8,9-Dehydroestrone

Clinical data
- Other names: Δ^{8}-Estrone; Estra-1,3,5(10),8-tetraen-3-ol-17-one
- Routes of administration: By mouth
- Drug class: Estrogen

Identifiers
- IUPAC name (13S,14S)-3-Hydroxy-13-methyl-7,11,12,14,15,16-hexahydro-6H-cyclopenta[a]phenanthren-17-one;
- CAS Number: 474-87-3;
- PubChem CID: 6451472;
- ChemSpider: 4953937;
- UNII: 7C1N8RKG9F;
- CompTox Dashboard (EPA): DTXSID40197125 ;

Chemical and physical data
- Formula: C_{18}H_{20}O_{2}
- Molar mass: 268.356 g·mol^{−1}
- 3D model (JSmol): Interactive image;
- SMILES C[C@]12CCC3=C([C@@H]1CCC2=O)CCC4=C3C=CC(=C4)O;
- InChI InChI=1S/C18H20O2/c1-18-9-8-14-13-5-3-12(19)10-11(13)2-4-15(14)16(18)6-7-17(18)20/h3,5,10,16,19H,2,4,6-9H2,1H3/t16-,18-/m0/s1; Key:OUGSRCWSHMWPQE-WMZOPIPTSA-N;

= 8,9-Dehydroestrone =

Chemical compound

8,9-Dehydroestrone, or Δ^{8}-estrone, also known as estra-1,3,5(10),8-tetraen-3-ol-17-one, is a naturally occurring estrogen found in horses which is closely related to equilin, equilenin, and estrone, and, as the 3-sulfate ester sodium salt, is a minor constituent (3.5%) of conjugated estrogens (Premarin).
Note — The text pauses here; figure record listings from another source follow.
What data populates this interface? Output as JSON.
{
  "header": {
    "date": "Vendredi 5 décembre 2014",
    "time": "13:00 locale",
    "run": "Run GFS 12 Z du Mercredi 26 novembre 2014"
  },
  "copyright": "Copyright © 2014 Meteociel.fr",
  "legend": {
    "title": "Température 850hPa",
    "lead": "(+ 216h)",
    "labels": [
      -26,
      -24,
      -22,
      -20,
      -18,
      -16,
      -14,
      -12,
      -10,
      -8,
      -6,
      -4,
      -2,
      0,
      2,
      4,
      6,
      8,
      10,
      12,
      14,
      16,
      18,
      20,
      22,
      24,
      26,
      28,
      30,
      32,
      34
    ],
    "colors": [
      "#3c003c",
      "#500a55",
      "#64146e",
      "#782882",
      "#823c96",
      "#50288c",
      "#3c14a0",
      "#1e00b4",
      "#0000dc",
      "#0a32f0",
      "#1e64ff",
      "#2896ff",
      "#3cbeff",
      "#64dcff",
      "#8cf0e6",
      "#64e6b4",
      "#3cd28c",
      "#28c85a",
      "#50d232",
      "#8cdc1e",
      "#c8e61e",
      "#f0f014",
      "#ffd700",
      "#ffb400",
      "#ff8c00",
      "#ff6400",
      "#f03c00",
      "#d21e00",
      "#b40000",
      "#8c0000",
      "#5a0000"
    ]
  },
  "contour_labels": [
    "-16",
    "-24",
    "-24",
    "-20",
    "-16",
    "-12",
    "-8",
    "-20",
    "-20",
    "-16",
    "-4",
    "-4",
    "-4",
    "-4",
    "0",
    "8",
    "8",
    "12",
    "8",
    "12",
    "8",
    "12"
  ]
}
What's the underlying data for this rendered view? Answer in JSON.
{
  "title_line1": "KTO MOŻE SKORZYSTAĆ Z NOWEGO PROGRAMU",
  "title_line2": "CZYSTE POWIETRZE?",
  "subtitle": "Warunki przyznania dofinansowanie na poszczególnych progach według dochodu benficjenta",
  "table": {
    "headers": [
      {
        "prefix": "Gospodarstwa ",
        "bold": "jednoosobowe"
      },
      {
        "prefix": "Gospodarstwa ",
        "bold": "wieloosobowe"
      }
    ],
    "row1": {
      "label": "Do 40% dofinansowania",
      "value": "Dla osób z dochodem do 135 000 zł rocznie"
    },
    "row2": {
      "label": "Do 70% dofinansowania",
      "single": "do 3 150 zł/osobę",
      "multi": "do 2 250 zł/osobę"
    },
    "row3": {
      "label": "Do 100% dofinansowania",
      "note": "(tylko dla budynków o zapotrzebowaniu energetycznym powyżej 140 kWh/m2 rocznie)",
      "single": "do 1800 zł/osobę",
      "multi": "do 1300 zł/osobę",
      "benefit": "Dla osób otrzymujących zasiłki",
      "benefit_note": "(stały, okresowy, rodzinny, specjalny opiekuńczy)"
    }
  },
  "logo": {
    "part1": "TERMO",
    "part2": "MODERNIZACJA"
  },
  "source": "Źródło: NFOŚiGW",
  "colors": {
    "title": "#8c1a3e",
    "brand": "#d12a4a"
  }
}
It produces 8,9-dehydro-17β-estradiol as an important active metabolite, analogously to conversion of estrone or estrone sulfate into estradiol. The compound was first described in 1997. In addition to 8,9-dehydroestrone and 8,9-dehydro-17β-estradiol, 8,9-dehydro-17α-estradiol is likely also to be present in conjugated estrogens, but has not been identified at this time.